The image of Madeline, bare shoulders and bright smile, stayed with him on the brisk ride to Albert’s. But it wasn’t enough to make his reality any less complicated.

Jesse was sitting on the front step, his cast jutting out in front of him. He looked like hell that hadn’t even been warmed over.

“Hiya, Rebel.” Somehow he managed to sound worse than he looked. “I, uh, got a sleeping bag into the truck. I couldn’t get...Albert,” he said, like the name was shards of glass in his mouth. “In. By myself, I mean.”

“You doing okay?”
Nothing like an obvious question with an obvious answer
, Rebel thought. But he was just as responsible for the living as he was for the dead. And Jesse was still living.

“I...” Jesse looked to the sky. Rebel dismounted and sat on the step.

“I thought I hated him,” Jesse said, and Rebel waited. Jesse wasn’t known for introspection, but this sounded serious. “He loved me. I wasn’t even his own family, and he loved me anyway.”

That much was true. “He was your family, Jesse.”

“You’re the only family I’ve got now.” Jesse sounded in serious danger of breaking up.

Rebel looked at him. His first instinct was to remind him not to cry, because true Lakotas did not cry over their dead. If Albert’s spirit saw Jesse crying, he would worry, and a worried spirit wouldn’t move on to the afterworld.

But Jesse needed another reminder that he wasn’t a full Lakota like he needed another broken leg. No, what he really needed was to finish growing up. Albert was gone, and Rebel couldn’t babysit him the rest of his life. Not if he wanted to hold onto Madeline for as long as he could. “What the hell are you talking about?”

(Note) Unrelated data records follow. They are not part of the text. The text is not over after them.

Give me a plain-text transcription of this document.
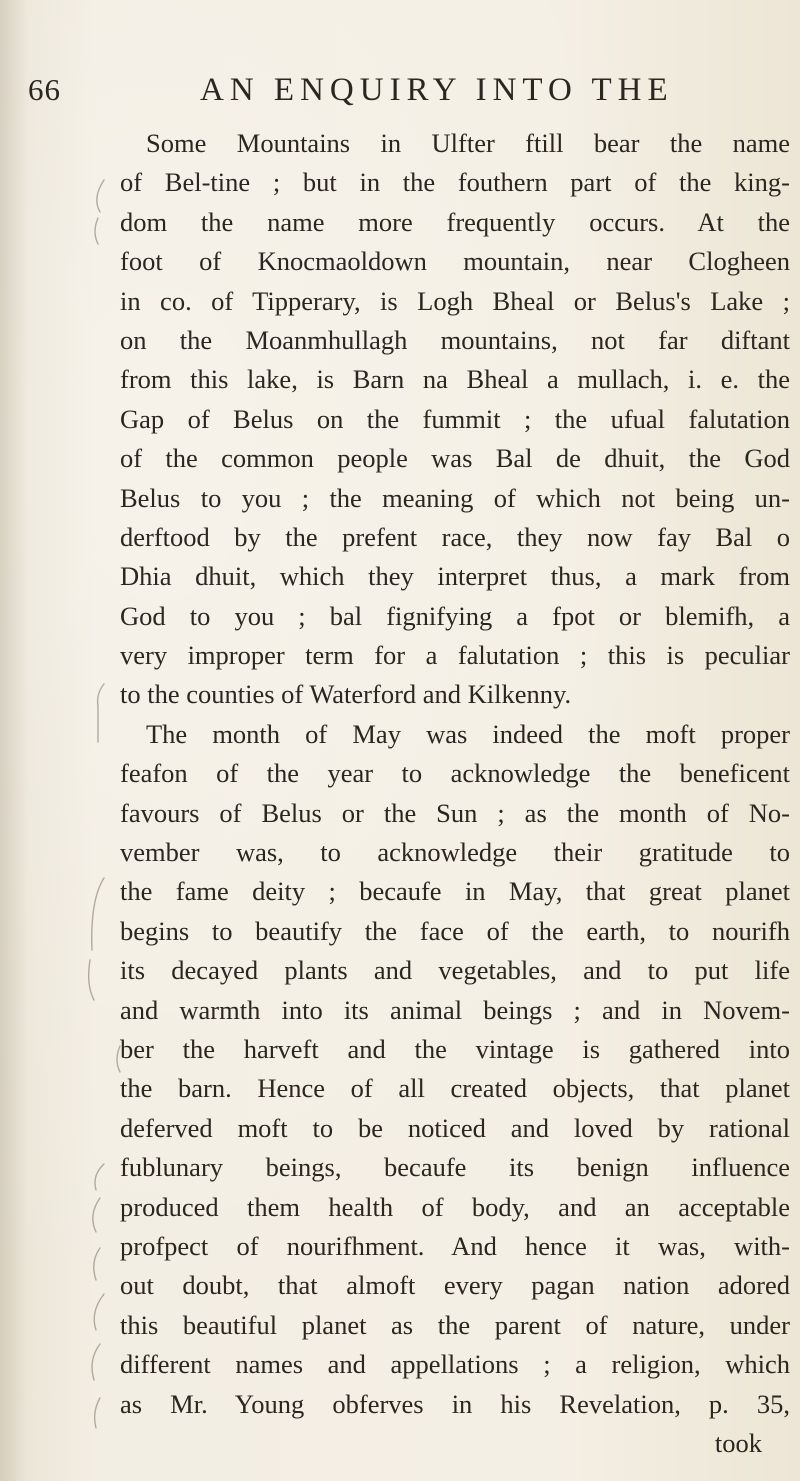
66	AN ENQUIRY INTO THE
Some Mountains in Ulfter ftill bear the name
of Bel-tine ; but in the fouthern part of the king-
dom the name more frequently occurs. At the
foot of Knocmaoldown mountain, near Clogheen
in co. of Tipperary, is Logh Bheal or Belus's Lake ;
on the Moanmhullagh mountains, not far diftant
from this lake, is Barn na Bheal a mullach, i. e. the
Gap of Belus on the fummit ; the ufual falutation
of the common people was Bal de dhuit, the God
Belus to you ; the meaning of which not being un-
derftood by the prefent race, they now fay Bal o
Dhia dhuit, which they interpret thus, a mark from
God to you ; bal fignifying a fpot or blemifh, a
very improper term for a falutation ; this is peculiar
to the counties of Waterford and Kilkenny.
The month of May was indeed the moft proper
feafon of the year to acknowledge the beneficent
favours of Belus or the Sun ; as the month of No-
vember was, to acknowledge their gratitude to
the fame deity ; becaufe in May, that great planet
begins to beautify the face of the earth, to nourifh
its decayed plants and vegetables, and to put life
and warmth into its animal beings ; and in Novem-
ber the harveft and the vintage is gathered into
the barn. Hence of all created objects, that planet
deferved moft to be noticed and loved by rational
fublunary beings, becaufe its benign influence
produced them health of body, and an acceptable
profpect of nourifhment. And hence it was, with-
out doubt, that almoft every pagan nation adored
this beautiful planet as the parent of nature, under
different names and appellations ; a religion, which
as Mr. Young obferves in his Revelation, p. 35,
took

“What?” Jesse jumped, like he’d been asleep and Rebel had dumped a bucket of water on him.

“You have a family, or did you forget? Tara, your woman? Nelly, your daughter?”

“Yeah, but—”

“You know what Albert did for you? He raised you because you didn’t have a father, the same thing he did for me. You want someone else raising your kid?”

Jesse began to squirm. “No, but—”

“No buts. It’s your turn to be the man.”

Jesse squirmed, looking like Rebel had issued a life sentence. He dropped his gaze to the ground. “Albert—he told me, after you left to get her—”Amazingly, Rebel didn’t hear anything but sorrow in Jesse’s voice. All the sneer that used to color his voice any time he talked about Madeline was gone. “After you left, he said you would
see
something. He told me you’d tell me what to do, Rebel.”

Jesse looked up at him, and suddenly Rebel was nine and Jesse was four again, and they’d been alone all night, all alone until Albert had come to get them. He’d taken them home and then, three days later, taken them to their mother’s funeral. Jesse had been so little, younger than Nelly, too young to really understand that Mom had died, face down in a ditch outside a bar. All he had known then was that Mom wasn’t coming back. Rebel remembered standing next to the pine casket, his arm around Jesse’s little shoulders, and Jesse looking at him with watery eyes—not crying—because Albert told them they couldn’t. Mom was going to have enough trouble getting past Owl Woman without the tears of little boys pulling her back. “What are we going to do, Rebel?” Jesse had asked in that little-kid voice. “What are we going to do now?”